On November 16, the lawyers for the first time submitted to the Appellate Division a Bachelor of Art certificate issued on May 22, 2012 by the Punjab University stating that Salauddin had obtained second class in political science examination held in August 1971.
The court had, however, termed the certificate ‘forged’ and it was issued to confuse the court’s decision. The certificate was not authenticated by the Bangladesh High Commission in Pakistan.
He joined politics in the latter half of the 1970s. He was elected lawmaker for five times from Muslim League, Jatiya Party, National Democratic Party and BNP between 1979 and 2008.
The Appellate Division upheld the death sentence of Mojaheed for abetment, planning and facilitating the killing of intellectuals and burying them in 20 mass graves.
The apex court verdict, however, had sentenced him to life term reducing his death sentence handed by the tribunal for ordering killing Hindus at Bakchar village in Faridpur.
Mojaheed was acquitted of the charge of abduction and killing of journalist Serajuddin Hossain on December 10, 1971. The tribunal had sentenced him to death on the charge.

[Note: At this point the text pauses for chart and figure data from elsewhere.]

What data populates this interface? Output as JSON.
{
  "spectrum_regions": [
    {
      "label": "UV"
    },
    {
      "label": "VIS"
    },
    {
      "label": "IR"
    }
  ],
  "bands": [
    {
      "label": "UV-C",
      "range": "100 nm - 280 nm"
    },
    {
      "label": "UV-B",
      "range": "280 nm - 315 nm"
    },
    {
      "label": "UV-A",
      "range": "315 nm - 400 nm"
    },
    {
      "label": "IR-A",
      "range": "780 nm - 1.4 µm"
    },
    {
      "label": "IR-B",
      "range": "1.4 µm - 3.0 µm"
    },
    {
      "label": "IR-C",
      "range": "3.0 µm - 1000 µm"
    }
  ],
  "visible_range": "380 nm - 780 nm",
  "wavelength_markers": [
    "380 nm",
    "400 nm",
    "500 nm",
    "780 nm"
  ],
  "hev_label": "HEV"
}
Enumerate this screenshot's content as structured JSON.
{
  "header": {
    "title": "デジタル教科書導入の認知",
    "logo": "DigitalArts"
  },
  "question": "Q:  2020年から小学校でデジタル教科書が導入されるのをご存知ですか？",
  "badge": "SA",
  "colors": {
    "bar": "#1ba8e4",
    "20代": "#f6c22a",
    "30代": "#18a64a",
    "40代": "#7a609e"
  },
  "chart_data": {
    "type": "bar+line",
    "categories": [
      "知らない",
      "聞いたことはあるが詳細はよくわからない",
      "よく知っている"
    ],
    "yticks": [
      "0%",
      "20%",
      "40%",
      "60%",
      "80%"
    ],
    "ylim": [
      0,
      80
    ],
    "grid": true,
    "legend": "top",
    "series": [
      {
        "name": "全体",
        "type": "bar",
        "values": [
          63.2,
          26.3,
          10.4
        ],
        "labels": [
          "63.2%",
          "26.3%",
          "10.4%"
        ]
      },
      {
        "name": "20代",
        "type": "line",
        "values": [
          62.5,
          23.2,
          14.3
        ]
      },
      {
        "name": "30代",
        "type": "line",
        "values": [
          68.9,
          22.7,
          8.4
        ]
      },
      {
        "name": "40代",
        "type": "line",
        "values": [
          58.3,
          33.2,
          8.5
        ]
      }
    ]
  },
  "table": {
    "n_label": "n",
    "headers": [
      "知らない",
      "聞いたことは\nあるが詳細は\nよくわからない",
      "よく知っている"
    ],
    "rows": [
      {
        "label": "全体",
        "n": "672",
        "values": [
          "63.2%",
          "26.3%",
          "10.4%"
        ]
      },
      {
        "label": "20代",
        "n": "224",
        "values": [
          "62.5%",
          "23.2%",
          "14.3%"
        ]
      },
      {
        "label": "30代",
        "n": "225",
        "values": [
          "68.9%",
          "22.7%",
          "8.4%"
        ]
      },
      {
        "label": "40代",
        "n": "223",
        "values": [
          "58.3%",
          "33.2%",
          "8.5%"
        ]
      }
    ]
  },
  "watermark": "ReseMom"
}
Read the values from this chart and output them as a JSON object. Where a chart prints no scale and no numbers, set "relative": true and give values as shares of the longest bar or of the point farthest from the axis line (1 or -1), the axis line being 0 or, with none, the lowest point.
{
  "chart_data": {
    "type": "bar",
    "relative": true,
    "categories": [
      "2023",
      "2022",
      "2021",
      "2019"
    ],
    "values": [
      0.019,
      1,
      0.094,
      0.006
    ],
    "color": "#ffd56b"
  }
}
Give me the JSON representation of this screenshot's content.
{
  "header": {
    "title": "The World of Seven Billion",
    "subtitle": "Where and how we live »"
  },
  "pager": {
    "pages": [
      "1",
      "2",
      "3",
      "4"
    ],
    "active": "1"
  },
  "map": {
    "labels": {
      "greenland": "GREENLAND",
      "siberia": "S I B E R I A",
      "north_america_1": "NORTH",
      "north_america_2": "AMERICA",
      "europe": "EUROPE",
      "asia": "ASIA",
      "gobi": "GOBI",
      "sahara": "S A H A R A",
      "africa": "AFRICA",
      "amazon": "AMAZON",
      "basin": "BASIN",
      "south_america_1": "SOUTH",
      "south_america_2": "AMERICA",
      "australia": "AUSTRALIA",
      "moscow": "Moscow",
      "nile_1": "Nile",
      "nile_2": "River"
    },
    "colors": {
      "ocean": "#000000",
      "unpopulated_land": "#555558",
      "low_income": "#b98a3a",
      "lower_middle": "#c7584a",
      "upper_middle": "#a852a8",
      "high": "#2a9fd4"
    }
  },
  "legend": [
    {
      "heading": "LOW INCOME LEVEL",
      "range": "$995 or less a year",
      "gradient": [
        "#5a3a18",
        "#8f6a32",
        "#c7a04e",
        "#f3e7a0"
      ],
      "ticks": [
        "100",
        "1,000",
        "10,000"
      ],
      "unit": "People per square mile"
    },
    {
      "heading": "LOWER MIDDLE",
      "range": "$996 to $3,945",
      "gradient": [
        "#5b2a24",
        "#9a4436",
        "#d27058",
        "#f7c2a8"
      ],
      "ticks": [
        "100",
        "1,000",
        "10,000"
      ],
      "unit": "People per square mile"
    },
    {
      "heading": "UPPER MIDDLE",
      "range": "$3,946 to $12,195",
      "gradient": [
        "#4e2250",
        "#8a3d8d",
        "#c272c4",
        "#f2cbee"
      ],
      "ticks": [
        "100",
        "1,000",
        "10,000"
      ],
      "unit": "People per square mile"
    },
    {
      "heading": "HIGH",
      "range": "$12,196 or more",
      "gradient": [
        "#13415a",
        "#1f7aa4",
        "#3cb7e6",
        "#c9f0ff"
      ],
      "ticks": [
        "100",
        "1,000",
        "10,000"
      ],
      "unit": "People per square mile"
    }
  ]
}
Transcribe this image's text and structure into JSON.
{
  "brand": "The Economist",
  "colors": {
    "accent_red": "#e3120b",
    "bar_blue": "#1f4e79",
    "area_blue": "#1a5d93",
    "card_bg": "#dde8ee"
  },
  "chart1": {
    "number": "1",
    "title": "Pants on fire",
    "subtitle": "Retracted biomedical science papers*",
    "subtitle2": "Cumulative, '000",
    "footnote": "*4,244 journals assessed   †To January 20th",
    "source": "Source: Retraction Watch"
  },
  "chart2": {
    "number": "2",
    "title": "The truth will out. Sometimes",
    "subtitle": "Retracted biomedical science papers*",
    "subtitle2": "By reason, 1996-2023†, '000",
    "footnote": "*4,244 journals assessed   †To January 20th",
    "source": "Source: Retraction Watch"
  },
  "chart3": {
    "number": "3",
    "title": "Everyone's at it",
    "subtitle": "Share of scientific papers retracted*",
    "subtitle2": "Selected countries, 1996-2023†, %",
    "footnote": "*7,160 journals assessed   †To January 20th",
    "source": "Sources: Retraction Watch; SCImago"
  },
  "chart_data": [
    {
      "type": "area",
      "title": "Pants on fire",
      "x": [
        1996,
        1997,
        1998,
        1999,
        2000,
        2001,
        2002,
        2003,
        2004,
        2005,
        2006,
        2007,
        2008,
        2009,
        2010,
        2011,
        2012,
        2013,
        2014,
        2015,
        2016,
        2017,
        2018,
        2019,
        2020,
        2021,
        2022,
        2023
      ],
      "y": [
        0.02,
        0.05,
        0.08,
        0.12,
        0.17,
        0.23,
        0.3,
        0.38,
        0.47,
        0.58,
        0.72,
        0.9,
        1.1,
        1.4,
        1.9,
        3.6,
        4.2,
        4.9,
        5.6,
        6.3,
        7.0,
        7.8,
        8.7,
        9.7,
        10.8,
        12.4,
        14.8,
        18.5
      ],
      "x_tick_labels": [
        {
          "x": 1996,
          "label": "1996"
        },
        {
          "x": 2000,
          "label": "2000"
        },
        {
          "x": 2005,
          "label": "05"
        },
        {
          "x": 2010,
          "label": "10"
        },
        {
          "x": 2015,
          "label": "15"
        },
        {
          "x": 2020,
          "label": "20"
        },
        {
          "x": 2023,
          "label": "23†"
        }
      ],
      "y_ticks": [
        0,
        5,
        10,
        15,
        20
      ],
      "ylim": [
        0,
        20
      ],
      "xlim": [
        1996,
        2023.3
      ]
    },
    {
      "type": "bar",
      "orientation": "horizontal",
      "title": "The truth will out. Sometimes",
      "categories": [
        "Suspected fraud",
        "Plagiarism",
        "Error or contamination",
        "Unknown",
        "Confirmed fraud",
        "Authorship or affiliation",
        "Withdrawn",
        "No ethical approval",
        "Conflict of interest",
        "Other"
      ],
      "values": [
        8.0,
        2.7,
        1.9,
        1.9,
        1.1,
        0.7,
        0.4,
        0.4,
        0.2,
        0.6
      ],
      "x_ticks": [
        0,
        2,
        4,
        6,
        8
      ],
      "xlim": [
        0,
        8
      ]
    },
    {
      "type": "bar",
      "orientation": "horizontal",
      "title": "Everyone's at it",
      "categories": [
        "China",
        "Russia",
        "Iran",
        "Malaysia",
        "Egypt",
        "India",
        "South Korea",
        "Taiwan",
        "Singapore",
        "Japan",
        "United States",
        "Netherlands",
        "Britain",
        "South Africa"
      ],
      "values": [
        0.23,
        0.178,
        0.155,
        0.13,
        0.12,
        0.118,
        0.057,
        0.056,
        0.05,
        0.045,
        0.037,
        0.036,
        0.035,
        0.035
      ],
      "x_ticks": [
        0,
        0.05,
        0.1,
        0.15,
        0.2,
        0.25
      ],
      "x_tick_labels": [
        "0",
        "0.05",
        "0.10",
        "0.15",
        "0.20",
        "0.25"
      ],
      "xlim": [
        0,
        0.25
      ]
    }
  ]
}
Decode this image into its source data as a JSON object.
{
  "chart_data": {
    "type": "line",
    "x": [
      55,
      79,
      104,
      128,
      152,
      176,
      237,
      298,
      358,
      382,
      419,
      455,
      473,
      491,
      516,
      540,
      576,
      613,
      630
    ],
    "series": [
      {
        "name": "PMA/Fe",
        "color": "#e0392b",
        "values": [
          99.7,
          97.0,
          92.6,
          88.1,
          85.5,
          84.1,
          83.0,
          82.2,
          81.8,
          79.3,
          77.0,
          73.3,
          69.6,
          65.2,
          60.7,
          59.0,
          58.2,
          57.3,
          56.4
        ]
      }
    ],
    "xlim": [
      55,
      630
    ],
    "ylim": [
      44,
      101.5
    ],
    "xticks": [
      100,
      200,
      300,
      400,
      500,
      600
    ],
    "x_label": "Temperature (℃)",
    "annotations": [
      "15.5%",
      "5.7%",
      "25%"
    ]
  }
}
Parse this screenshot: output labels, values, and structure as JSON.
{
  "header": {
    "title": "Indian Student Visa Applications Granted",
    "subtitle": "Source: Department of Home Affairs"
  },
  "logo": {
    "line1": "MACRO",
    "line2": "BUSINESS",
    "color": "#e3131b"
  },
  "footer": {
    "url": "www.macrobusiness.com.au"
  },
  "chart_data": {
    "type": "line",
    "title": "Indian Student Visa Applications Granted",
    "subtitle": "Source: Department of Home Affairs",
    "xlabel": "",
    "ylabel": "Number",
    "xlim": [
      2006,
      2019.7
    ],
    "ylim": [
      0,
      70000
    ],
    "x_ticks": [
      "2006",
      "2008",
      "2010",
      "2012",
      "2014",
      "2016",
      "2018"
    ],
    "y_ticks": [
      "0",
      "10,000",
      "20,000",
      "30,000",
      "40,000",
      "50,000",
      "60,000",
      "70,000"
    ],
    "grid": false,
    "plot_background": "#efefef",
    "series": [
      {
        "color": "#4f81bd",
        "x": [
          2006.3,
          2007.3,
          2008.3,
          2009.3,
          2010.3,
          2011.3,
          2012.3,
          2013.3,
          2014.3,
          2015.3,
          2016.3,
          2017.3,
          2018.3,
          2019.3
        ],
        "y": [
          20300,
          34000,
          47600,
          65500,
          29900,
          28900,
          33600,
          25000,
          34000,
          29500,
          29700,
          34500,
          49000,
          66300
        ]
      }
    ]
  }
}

The apex court upheld one out of three death sentences handed to Mojaheed by the tribunal.
The apex court upheld his life term for ordering killing of several Bengali civilians detained at the old MP Hostel at Nakhalpara, which was used by the Pakistan occupation army as its camp during the Liberation War.
The apex court also upheld Mojaheed’s
five-year jail term for confining and torturing farmer Ranjit Kumar Nath at army camp at Faridpur Circuit House.
Mojaheed’s lawyers had raised the question how could it be possible on the part of civilian organisation like Islami Chhatra Sangha to lead paramilitary Al-Badr force that were under the occupation Pakistan Army.
Lawyers had also raised the question how a 21-year-old law student of Dhaka University could plan and abet the killings of the intellectuals as the chief of the Al-Badr force.